I’ve never heard that! Can you point to some documentation of that (which Base violates, BTW)?
I’ve been doing this for about 25 years with different platforms vector/SIMD instructions.
It’s not that you want a single SIMD instruction to somehow exit without processing all of the parallel operations, it’s that after operating a SIMD instruction, you can check to see if you need to conditionally perform some other operation, and continue with the next chunk, or exit the loop completely.
For example, for counting newline characters in an ASCII, Latin1, or UTF-8 string, you can use one of the SIMD instructions to compare 16/32/64 bytes in parallel, and count the matches, and continue the loop (possibly unrolled if you are dealing with very large strings). You can also use the SIMD instructions to quickly see if a string is all ASCII, for example.
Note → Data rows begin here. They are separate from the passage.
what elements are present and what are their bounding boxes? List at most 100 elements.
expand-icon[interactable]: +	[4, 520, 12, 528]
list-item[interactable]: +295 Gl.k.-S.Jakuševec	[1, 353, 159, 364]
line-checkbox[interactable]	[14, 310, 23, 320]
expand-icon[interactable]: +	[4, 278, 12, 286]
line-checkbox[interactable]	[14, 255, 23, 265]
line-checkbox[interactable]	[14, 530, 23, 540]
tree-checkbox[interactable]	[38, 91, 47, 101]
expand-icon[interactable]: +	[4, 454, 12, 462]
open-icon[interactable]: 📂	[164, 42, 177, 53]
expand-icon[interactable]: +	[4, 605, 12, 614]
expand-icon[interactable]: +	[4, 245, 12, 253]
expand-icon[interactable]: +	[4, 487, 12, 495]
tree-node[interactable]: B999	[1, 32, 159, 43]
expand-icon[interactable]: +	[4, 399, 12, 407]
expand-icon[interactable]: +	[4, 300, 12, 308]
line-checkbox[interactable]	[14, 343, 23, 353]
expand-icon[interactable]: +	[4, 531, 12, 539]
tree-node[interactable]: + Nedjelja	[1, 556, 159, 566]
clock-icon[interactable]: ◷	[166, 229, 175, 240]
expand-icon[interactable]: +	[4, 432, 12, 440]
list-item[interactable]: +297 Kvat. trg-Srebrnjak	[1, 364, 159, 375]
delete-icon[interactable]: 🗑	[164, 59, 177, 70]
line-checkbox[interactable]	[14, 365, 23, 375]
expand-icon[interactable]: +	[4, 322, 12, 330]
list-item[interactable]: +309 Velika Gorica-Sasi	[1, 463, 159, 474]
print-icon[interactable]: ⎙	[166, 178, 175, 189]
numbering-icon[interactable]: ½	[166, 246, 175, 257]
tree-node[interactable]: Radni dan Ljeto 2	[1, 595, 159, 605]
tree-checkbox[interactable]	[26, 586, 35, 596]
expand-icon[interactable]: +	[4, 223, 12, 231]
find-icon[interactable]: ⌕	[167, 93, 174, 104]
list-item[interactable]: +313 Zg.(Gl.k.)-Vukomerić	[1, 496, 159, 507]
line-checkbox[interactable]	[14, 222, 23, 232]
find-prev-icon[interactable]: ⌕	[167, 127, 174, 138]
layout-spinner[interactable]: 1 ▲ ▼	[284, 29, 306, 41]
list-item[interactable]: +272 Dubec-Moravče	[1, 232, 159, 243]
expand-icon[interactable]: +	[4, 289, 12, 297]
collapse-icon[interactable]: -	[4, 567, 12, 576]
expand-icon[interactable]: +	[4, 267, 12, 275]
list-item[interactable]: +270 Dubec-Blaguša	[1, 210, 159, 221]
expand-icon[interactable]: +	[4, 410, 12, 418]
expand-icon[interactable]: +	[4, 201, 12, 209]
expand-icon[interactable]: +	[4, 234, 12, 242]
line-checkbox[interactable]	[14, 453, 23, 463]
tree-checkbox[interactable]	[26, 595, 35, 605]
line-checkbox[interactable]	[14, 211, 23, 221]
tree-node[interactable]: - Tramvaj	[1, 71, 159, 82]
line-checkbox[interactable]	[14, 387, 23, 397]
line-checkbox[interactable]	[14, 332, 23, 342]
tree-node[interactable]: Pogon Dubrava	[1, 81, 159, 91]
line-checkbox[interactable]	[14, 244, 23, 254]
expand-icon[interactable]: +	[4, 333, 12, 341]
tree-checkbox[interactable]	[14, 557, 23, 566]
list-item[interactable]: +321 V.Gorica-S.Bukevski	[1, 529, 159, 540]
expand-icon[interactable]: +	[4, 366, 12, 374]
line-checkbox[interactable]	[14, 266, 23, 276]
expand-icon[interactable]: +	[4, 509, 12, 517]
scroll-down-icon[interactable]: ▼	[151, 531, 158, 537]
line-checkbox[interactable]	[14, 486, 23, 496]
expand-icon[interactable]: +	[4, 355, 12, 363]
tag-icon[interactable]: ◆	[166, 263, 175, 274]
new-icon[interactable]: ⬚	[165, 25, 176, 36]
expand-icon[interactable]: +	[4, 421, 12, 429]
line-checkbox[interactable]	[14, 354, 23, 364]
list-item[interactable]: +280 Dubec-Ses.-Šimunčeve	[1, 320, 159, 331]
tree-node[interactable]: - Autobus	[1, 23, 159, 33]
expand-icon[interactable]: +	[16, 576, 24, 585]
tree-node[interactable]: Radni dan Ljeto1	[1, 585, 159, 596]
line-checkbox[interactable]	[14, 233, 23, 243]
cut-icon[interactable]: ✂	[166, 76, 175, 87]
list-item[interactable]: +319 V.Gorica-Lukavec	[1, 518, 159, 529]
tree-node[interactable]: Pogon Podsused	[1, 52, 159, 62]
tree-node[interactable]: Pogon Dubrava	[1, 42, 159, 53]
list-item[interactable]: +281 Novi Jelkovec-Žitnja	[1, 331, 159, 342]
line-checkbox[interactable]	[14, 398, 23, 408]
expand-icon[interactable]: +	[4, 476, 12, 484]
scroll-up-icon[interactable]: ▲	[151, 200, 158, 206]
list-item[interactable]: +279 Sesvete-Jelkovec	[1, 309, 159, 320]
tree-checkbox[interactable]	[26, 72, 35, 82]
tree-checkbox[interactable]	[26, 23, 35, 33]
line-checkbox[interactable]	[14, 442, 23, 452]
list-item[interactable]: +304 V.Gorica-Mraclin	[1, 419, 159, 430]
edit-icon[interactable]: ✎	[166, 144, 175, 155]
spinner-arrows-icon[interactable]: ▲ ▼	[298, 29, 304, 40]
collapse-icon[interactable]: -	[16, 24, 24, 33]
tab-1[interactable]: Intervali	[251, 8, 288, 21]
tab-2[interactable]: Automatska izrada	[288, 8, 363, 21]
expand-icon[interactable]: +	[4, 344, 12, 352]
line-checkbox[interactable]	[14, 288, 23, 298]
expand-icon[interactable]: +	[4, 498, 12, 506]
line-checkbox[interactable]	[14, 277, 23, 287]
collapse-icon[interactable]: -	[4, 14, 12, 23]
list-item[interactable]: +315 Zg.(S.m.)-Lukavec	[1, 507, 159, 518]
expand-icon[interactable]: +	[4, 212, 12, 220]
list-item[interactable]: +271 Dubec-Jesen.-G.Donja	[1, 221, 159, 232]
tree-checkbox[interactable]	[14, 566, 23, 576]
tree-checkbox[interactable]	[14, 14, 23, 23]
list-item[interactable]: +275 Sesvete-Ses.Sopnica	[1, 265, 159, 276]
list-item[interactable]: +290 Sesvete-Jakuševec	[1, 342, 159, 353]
That’s the sort of “early-exit” I’m talking about.
If you need to return the offset of the first non-ASCII character in the string, a little more work is required, but it can still be done using the faster SIMD instructions. (SIMD isn’t just to speed up floating point operations!)
I’ve done that sort of thing manually, working 64-bits at a time, in my string package, and achieved very nice speedups compared to String
, but I’d like to learn how to generate SIMD instructions from Julia if possible, using LLVM IR, so I don’t have to write an assembly language library for each processor to speed things up.
Any help in that direction would be greatly appreciated!